Ringel’s book follows the development of that industry throughout the latter half of the 19th century and on into the early 20th. Salvation steadily receded as the supreme goal of children’s magazines. It was supplanted by what Ringel calls “sensational gentility,” a type of literature that combined allegories that left unchallenged the prevailing notions of polite society with the dramatic gusto of garish adventure tales. Willis’s successor, Daniel Sharp Ford, was so skilled at assembling such stories and marketing them to a growing middle class that by 1882 the total circulation for Youth’s Companion reached 263,000, giving it the largest circulation of any magazine in the country.

The success of the Companion and other publications like it helped to create a kind of Golden Age in children’s literature. Louisa May Alcott, Harriet Beecher Stowe, Henry Wadsworth Longfellow, and even Charles Dickens all wrote stories for children’s magazines. At the same time, however, even in its more secular form, the missionary zeal that had once informed the editorial mandate of children’s magazines was largely abandoned in favor of what Ringel’s describes as “a more explicitly commercial and modern outlook.” It was increasingly the case that stories for children did not necessarily need to be instructive, they could simply be diverting.

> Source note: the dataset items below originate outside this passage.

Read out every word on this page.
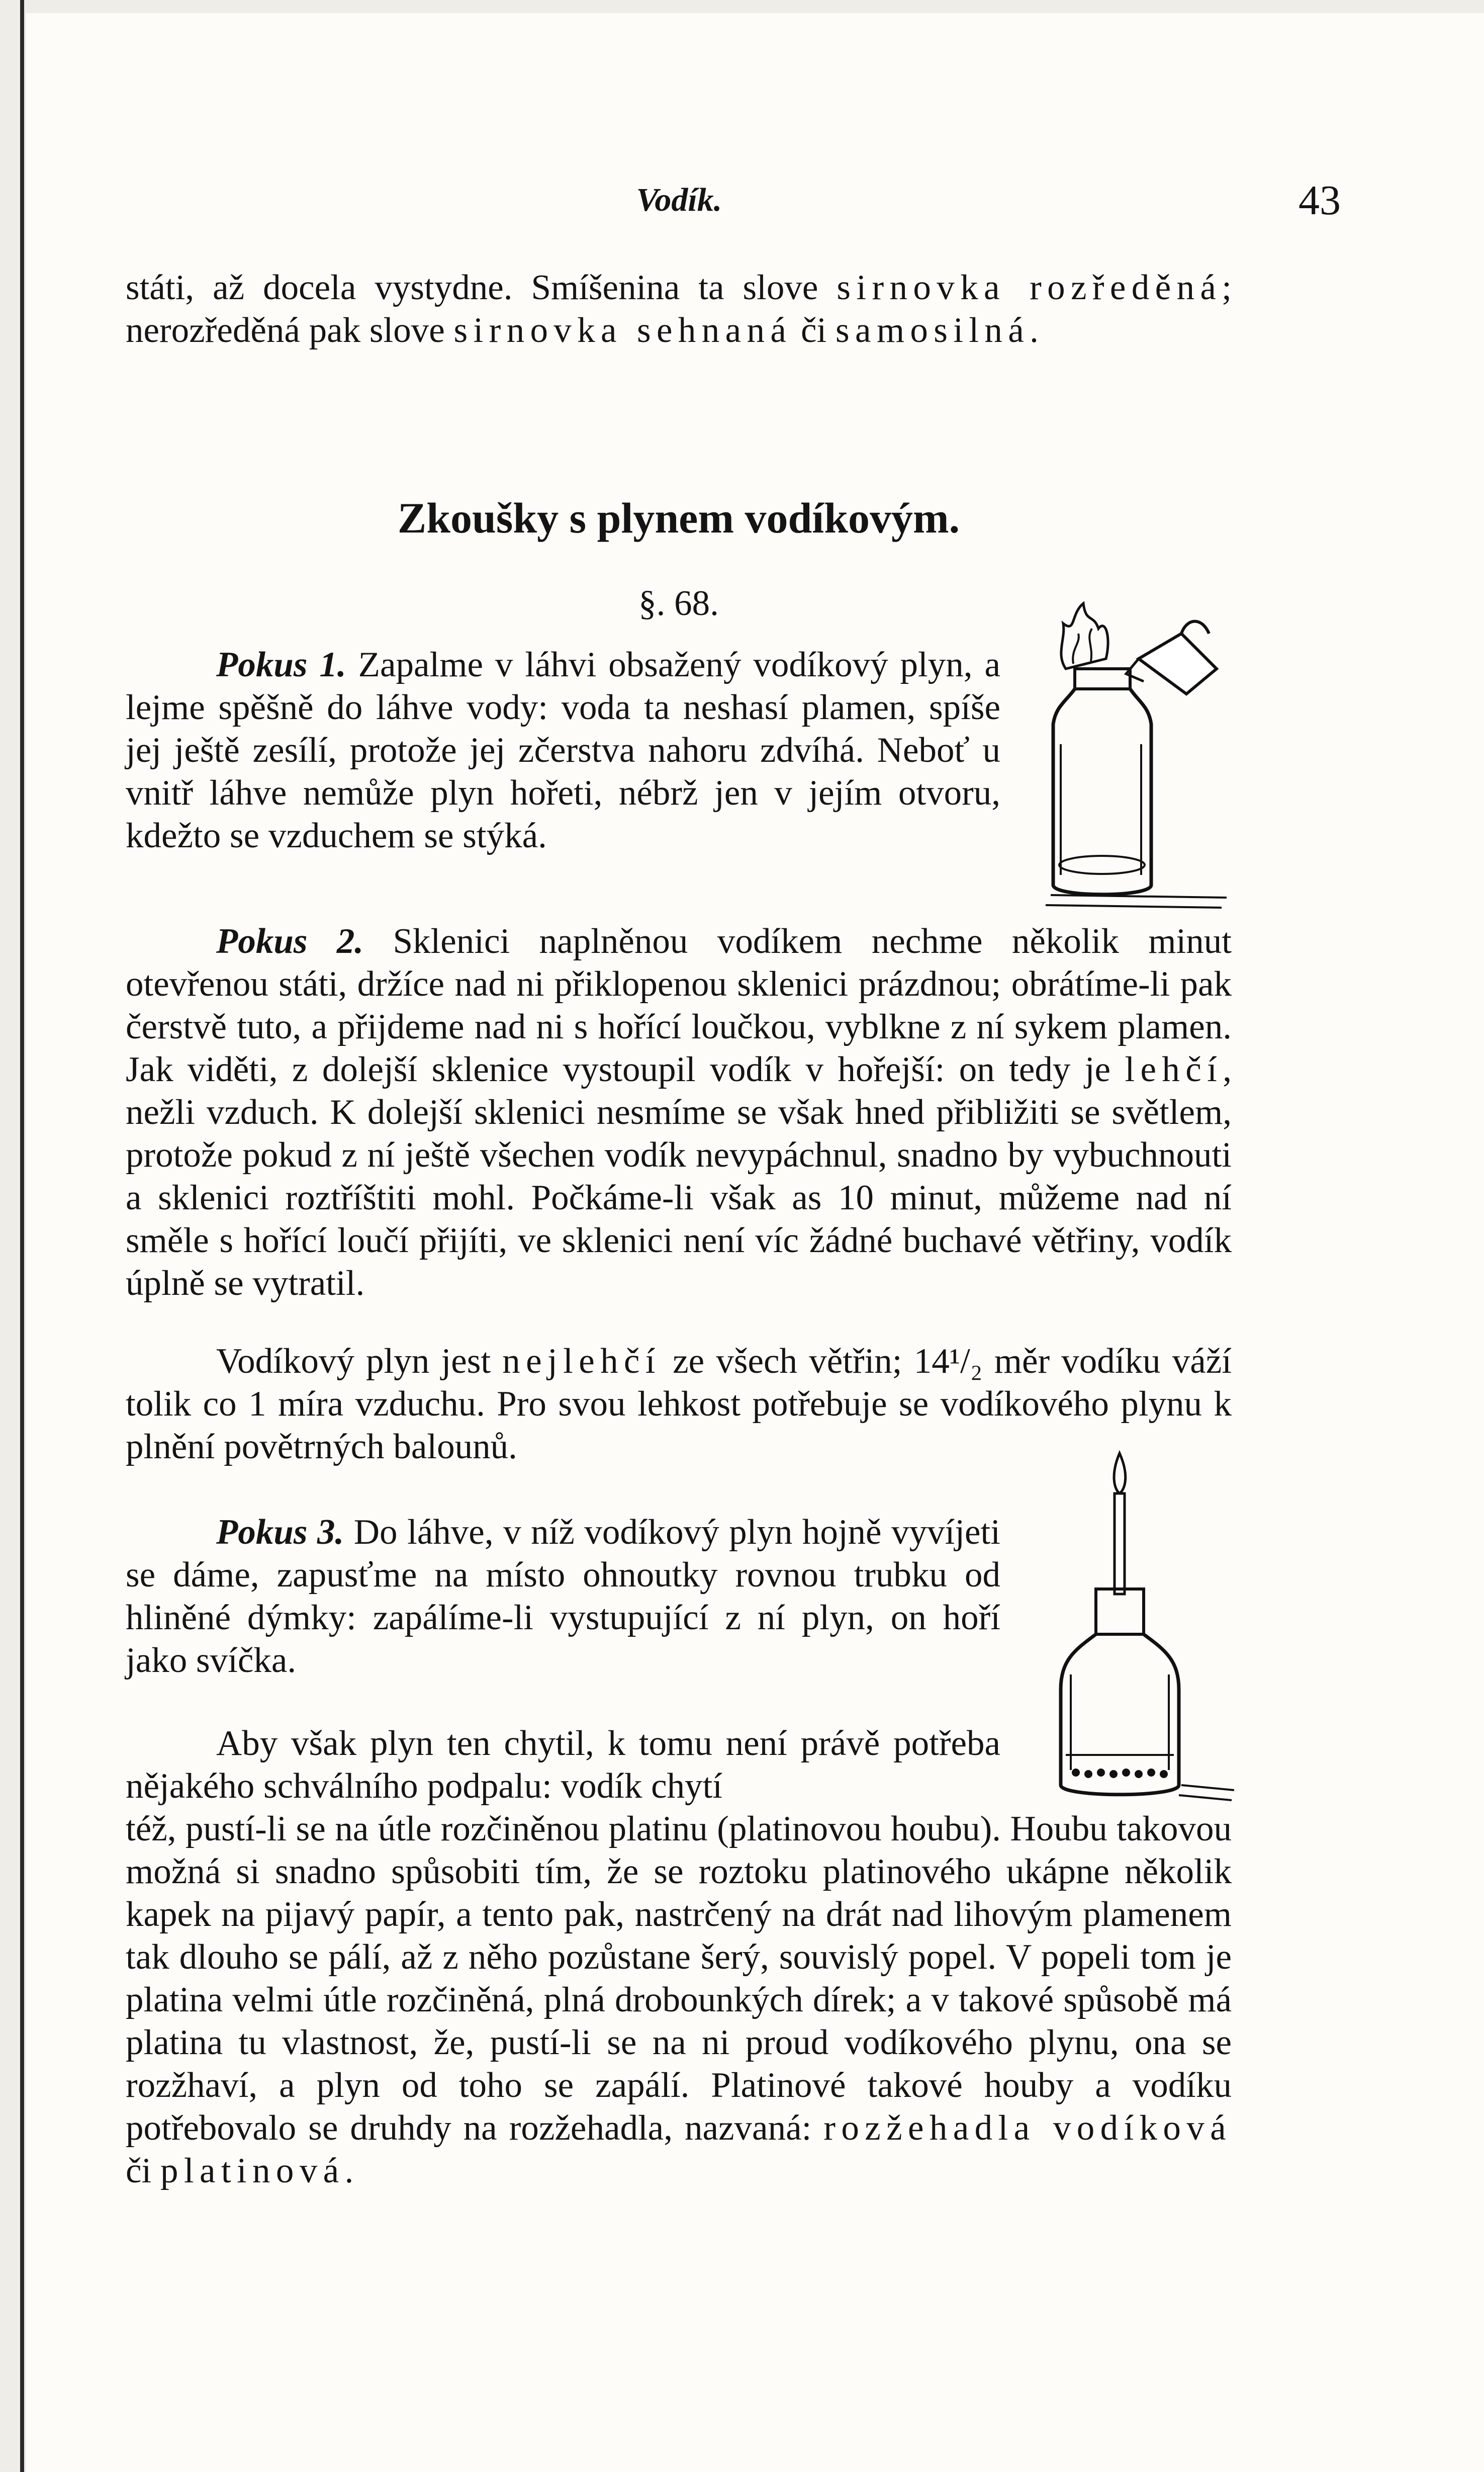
Vodík.	43

státi, až docela vystydne. Smíšenina ta slove sirnovka rozředěná; nerozředěná pak slove sirnovka sehnaná či samosilná.

Zkoušky s plynem vodíkovým.
§. 68.

Pokus 1. Zapalme v láhvi obsažený vodíkový plyn, a lejme spěšně do láhve vody: voda ta neshasí plamen, spíše jej ještě zesílí, protože jej zčerstva nahoru zdvíhá. Neboť u vnitř láhve nemůže plyn hořeti, nébrž jen v jejím otvoru, kdežto se vzduchem se stýká.

Pokus 2. Sklenici naplněnou vodíkem nechme několik minut otevřenou státi, držíce nad ni přiklopenou sklenici prázdnou; obrátíme-li pak čerstvě tuto, a přijdeme nad ni s hořící loučkou, vyblkne z ní sykem plamen. Jak viděti, z dolejší sklenice vystoupil vodík v hořejší: on tedy je lehčí, nežli vzduch. K dolejší sklenici nesmíme se však hned přibližiti se světlem, protože pokud z ní ještě všechen vodík nevypáchnul, snadno by vybuchnouti a sklenici roztříštiti mohl. Počkáme-li však as 10 minut, můžeme nad ní směle s hořící loučí přijíti, ve sklenici není víc žádné buchavé větřiny, vodík úplně se vytratil.

Vodíkový plyn jest nejlehčí ze všech větřin; 14¹/₂ měr vodíku váží tolik co 1 míra vzduchu. Pro svou lehkost potřebuje se vodíkového plynu k plnění povětrných balounů.

Pokus 3. Do láhve, v níž vodíkový plyn hojně vyvíjeti se dáme, zapusťme na místo ohnoutky rovnou trubku od hliněné dýmky: zapálíme-li vystupující z ní plyn, on hoří jako svíčka.

Aby však plyn ten chytil, k tomu není právě potřeba nějakého schválního podpalu: vodík chytí

též, pustí-li se na útle rozčiněnou platinu (platinovou houbu). Houbu takovou možná si snadno spůsobiti tím, že se roztoku platinového ukápne několik kapek na pijavý papír, a tento pak, nastrčený na drát nad lihovým plamenem tak dlouho se pálí, až z něho pozůstane šerý, souvislý popel. V popeli tom je platina velmi útle rozčiněná, plná drobounkých dírek; a v takové spůsobě má platina tu vlastnost, že, pustí-li se na ni proud vodíkového plynu, ona se rozžhaví, a plyn od toho se zapálí. Platinové takové houby a vodíku potřebovalo se druhdy na rozžehadla, nazvaná: rozžehadla vodíková či platinová.
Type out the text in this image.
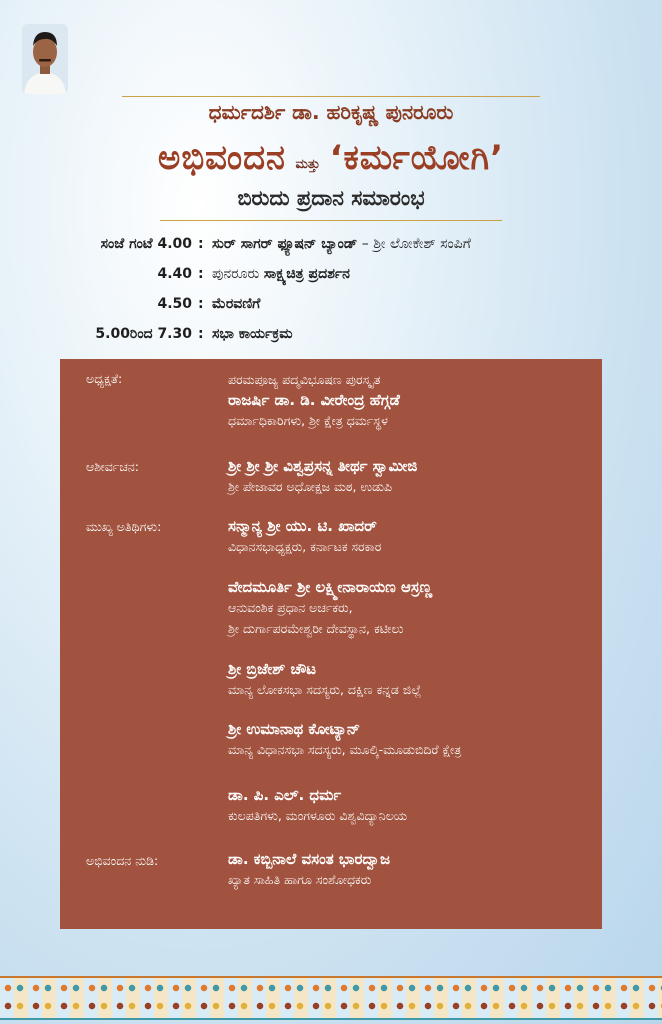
ಧರ್ಮದರ್ಶಿ ಡಾ. ಹರಿಕೃಷ್ಣ ಪುನರೂರು
ಅಭಿವಂದನ ಮತ್ತು ‘ಕರ್ಮಯೋಗಿ’
ಬಿರುದು ಪ್ರದಾನ ಸಮಾರಂಭ
ಸಂಜೆ ಗಂಟೆ 4.00 : ಸುರ್ ಸಾಗರ್ ಫ್ಯೂಷನ್ ಬ್ಯಾಂಡ್ – ಶ್ರೀ ಲೋಕೇಶ್ ಸಂಪಿಗೆ
4.40 : ಪುನರೂರು ಸಾಕ್ಷ್ಯಚಿತ್ರ ಪ್ರದರ್ಶನ
4.50 : ಮೆರವಣಿಗೆ
5.00ರಿಂದ 7.30 : ಸಭಾ ಕಾರ್ಯಕ್ರಮ
ಅಧ್ಯಕ್ಷತೆ:	ಪರಮಪೂಜ್ಯ ಪದ್ಮವಿಭೂಷಣ ಪುರಸ್ಕೃತ
ರಾಜರ್ಷಿ ಡಾ. ಡಿ. ವೀರೇಂದ್ರ ಹೆಗ್ಗಡೆ
ಧರ್ಮಾಧಿಕಾರಿಗಳು, ಶ್ರೀ ಕ್ಷೇತ್ರ ಧರ್ಮಸ್ಥಳ
ಆಶೀರ್ವಚನ:	ಶ್ರೀ ಶ್ರೀ ಶ್ರೀ ವಿಶ್ವಪ್ರಸನ್ನ ತೀರ್ಥ ಸ್ವಾಮೀಜಿ
ಶ್ರೀ ಪೇಜಾವರ ಅಧೋಕ್ಷಜ ಮಠ, ಉಡುಪಿ
ಮುಖ್ಯ ಅತಿಥಿಗಳು:	ಸನ್ಮಾನ್ಯ ಶ್ರೀ ಯು. ಟಿ. ಖಾದರ್
ವಿಧಾನಸಭಾಧ್ಯಕ್ಷರು, ಕರ್ನಾಟಕ ಸರಕಾರ
ವೇದಮೂರ್ತಿ ಶ್ರೀ ಲಕ್ಷ್ಮೀನಾರಾಯಣ ಆಸ್ರಣ್ಣ
ಆನುವಂಶಿಕ ಪ್ರಧಾನ ಅರ್ಚಕರು,
ಶ್ರೀ ದುರ್ಗಾಪರಮೇಶ್ವರೀ ದೇವಸ್ಥಾನ, ಕಟೀಲು
ಶ್ರೀ ಬ್ರಿಜೇಶ್ ಚೌಟ
ಮಾನ್ಯ ಲೋಕಸಭಾ ಸದಸ್ಯರು, ದಕ್ಷಿಣ ಕನ್ನಡ ಜಿಲ್ಲೆ
ಶ್ರೀ ಉಮಾನಾಥ ಕೋಟ್ಯಾನ್
ಮಾನ್ಯ ವಿಧಾನಸಭಾ ಸದಸ್ಯರು, ಮೂಲ್ಕಿ-ಮೂಡುಬಿದಿರೆ ಕ್ಷೇತ್ರ
ಡಾ. ಪಿ. ಎಲ್. ಧರ್ಮ
ಕುಲಪತಿಗಳು, ಮಂಗಳೂರು ವಿಶ್ವವಿದ್ಯಾನಿಲಯ
ಅಭಿವಂದನ ನುಡಿ:	ಡಾ. ಕಬ್ಬಿನಾಲೆ ವಸಂತ ಭಾರದ್ವಾಜ
ಖ್ಯಾತ ಸಾಹಿತಿ ಹಾಗೂ ಸಂಶೋಧಕರು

And yet, as children’s magazines helped to de-stigmatize the joys of unapologetic consumerism, they opened up to their young customers more avenues for entertainment. By the time doughboys had returned home from the Great War to start their families, between extracurricular clubs like the Scouts and 4-H and the increasing availability of movies and radio programs, to say nothing of the daily divertissements of universal education, the pedagogical goals and pleasing aims of children’s magazines, if not entirely irrelevant, were simply unnecessary. In 1929, after a 102 year run, the Companion folded.

Children’s magazines like Highlights endure even to this day, though their central role in popular culture as a trusted guide to adolescent development has long been superseded by a host of television programs, most notably Sesame Street, and, to an increasing extent, computer games. At the same time, the moral dilemmas that inform the editorial decision-making of children’s entertainment have also evolved. Brimstone has been exchanged for bullying, salvation for self-absorption, and the Angel of Death stands aside for the Adjutant of Diversity. Today’s world is one far more simple and unfathomably complex than that of the Puritans. Paul Ringel’s book plays a small but important role in helping readers understand that evolution.